Jeudi soir, les sénateurs ont adopté contre l’avis du gouvernement un nouvel article au projet de loi numérique d’Axelle Lemaire, qui vise à sanctionner les abus de position dominante commis par Google. La secrétaire d’État au numérique s’était montrée très défavorable à ce que le Sénat décide ainsi d’ajouter à l’édifice législatif français, alors que la Commission européenne doit bientôt prononcer des sanctions contre Google, et qu’elle vient d’ouvrir une nouvelle enquête visant plus spécifiquement l’écosystème Android.
L’article adopté malgré tout par les sénateurs assimile à une « pratique prohibée » par le code du commerce « le fait pour les services de moteurs de recherche généralistes et horizontaux de l’internet (…), dès lors qu’ils sont en situation de position dominante au sens de l’article L. 420-2 du code de commerce, de favoriser leurs propres services ou ceux de toute autre entité ayant un lien juridique avec eux, dans leurs pages de résultats de recherche générale, en les positionnant et en les mettant en évidence indépendamment de leur niveau de performance ».
Il confie à l’Autorité de la concurrence le soin de « prendre toute mesure adéquate pour faire cesser ces pratiques », qui permettent par exemple à Google de mettre en avant son comparateur de prix Google Shopping lors de recherches de produits, son service de cartographie Google Maps lors de recherche de lieux, son service YouTube pour les recherche de vidéos, son service de réservation de billets d’avion lors de recherches touristiques, etc.
Il est fondamental que des obligations spécifiques s’attachent au statut du moteur de recherche
La firme de Mountain View est régulièrement accusée, depuis des années, de profiter du fait qu’il est utilisé par plus de 90 % des internautes européens pour s’installer sur les marchés commercialement porteurs, et mettre en avant ses propres services au détriment de services concurrents, qui se retrouvent relégués au second plan dans les pages de résultats, même lorsqu’ils offrent des services équivalents. Il est aussi parfois accusé de s’installer avec des services gratuits, le temps de tuer dans l’œuf la concurrence, et d’activer ensuite sa tarification, lorsqu’il a fait place nette.
La confiance d’Axelle Lemaire dans les autorités de Bruxelles
« Il est fondamental que des obligations spécifiques s’attachent au statut du moteur de recherche, et avant tout d’assurer que de tels services soient neutres dans leur référencement et leur classement dès lors que le moteur de recherche est en position dominante sur le marché », a défendu la sénatrice Catherine Morin-Dessailly, qui présentait l’amendement.

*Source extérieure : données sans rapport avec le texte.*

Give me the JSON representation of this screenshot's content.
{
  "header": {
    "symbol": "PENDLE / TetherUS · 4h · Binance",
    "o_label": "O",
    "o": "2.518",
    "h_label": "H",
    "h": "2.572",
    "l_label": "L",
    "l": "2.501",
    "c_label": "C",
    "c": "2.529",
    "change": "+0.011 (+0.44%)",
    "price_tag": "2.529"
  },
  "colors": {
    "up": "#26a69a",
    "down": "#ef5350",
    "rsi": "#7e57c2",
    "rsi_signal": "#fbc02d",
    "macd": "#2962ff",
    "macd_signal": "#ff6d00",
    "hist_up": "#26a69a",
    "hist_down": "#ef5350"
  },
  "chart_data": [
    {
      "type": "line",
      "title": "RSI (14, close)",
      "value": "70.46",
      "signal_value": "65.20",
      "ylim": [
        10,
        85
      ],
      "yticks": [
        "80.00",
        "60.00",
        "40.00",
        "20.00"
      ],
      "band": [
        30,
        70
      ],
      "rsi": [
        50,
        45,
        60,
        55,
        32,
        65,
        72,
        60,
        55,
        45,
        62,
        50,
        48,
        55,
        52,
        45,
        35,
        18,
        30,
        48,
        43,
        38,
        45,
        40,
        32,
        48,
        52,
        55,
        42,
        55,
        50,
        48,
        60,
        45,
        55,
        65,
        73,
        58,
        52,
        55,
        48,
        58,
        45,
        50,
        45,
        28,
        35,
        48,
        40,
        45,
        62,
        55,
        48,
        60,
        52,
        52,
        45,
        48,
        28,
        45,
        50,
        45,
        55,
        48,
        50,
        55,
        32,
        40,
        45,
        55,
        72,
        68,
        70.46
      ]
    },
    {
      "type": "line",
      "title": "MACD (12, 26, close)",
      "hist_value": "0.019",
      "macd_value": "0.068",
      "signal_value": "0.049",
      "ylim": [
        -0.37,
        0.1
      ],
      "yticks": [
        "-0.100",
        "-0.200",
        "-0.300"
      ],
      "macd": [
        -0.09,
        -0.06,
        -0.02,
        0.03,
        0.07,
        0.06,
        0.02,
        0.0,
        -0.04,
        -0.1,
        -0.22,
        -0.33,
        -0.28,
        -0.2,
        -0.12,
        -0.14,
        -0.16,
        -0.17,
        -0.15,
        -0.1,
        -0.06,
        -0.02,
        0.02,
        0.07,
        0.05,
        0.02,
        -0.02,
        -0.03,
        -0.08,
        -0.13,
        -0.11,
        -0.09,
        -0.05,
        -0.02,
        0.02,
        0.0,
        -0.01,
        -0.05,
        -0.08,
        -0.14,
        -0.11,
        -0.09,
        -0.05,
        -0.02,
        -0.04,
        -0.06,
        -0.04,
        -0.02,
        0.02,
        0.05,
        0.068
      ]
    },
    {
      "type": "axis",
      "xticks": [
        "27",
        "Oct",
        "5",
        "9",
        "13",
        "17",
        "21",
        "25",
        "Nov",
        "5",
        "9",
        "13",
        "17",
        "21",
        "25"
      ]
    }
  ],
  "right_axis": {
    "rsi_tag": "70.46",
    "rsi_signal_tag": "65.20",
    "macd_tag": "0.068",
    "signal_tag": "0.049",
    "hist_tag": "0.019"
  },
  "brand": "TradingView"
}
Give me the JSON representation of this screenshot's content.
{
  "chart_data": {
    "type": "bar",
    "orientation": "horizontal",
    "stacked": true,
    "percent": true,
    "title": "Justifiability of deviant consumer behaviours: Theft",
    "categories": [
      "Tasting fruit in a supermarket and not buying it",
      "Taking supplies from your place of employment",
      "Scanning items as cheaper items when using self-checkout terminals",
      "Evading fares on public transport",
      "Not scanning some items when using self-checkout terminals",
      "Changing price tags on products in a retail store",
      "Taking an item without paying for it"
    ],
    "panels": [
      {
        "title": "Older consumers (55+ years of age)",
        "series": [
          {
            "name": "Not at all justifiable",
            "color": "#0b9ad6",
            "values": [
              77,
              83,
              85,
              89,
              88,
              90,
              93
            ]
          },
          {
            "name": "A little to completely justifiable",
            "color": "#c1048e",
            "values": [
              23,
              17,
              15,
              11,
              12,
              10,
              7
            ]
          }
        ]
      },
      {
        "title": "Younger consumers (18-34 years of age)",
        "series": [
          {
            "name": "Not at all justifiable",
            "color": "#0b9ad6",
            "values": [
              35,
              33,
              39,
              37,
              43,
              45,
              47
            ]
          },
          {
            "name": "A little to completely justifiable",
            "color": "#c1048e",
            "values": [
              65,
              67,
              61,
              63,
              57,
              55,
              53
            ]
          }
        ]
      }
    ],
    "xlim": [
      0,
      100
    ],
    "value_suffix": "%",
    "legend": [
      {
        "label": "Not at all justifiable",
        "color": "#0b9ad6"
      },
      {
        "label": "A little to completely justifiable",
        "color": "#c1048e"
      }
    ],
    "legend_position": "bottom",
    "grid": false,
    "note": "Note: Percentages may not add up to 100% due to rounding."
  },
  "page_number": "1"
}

Devant les sénateurs, Axelle Lemaire a tenté de convaincre de la nécessité de laisser faire les autorités de la concurrence, en particulier la Commission européenne, qui a compétence contre les abus de position de dominante commis à l’échelle européenne. Elle a jugé que les sanctions qui pourraient être prononcées enverraient un « message fort », et s’est montrée confiante sur l’aboutissement des procédures en cours.
Mais la Commission a ouvert son enquête contre Google en 2010, il y a six ans, et toujours rien n’a été fait depuis, les négociations étant sans cesse prolongées. Or en six ans, la situation ne s’est pas améliorée, loin s’en faut. En revanche, l’analyse juridique s’est complexifiée avec la montée en puissance de nouveaux géants comme Facebook, qui brouillent la position « dominante » de Google sur des marchés difficiles à définir. En votant l’amendement, les sénateurs ont donc voulu envoyer un message d’impatience, qui devra être confirmé en commission mixte paritaire (CMP), lors de la conciliation des textes des deux assemblées parlementaires.
Après la fin de la séance, tard dans la nuit, Axelle Lemaire nous a expliqué qu’elle comprenait cette impatience du Sénat, mais qu’était plutôt favorable à ce que la Commission se dote du pouvoir d’ordonner des mesures conservatoires pour empêcher qu’une telle situation d’abus ne puisse perdurer jusqu’à la sanction, qui intervient souvent trop tard.
Sur un plan plus politique elle a aussi fait remarquer à mots couverts que l’ancien commissaire à la concurrence Joaquín Almunia, qui avait négocié un accord extrêmement favorable à Google, avait été particulièrement lent et peu convaincant dans ses procédures contre la firme, alors que la nouvelle commissaire Margrethe Vestager se montre bien plus pressante.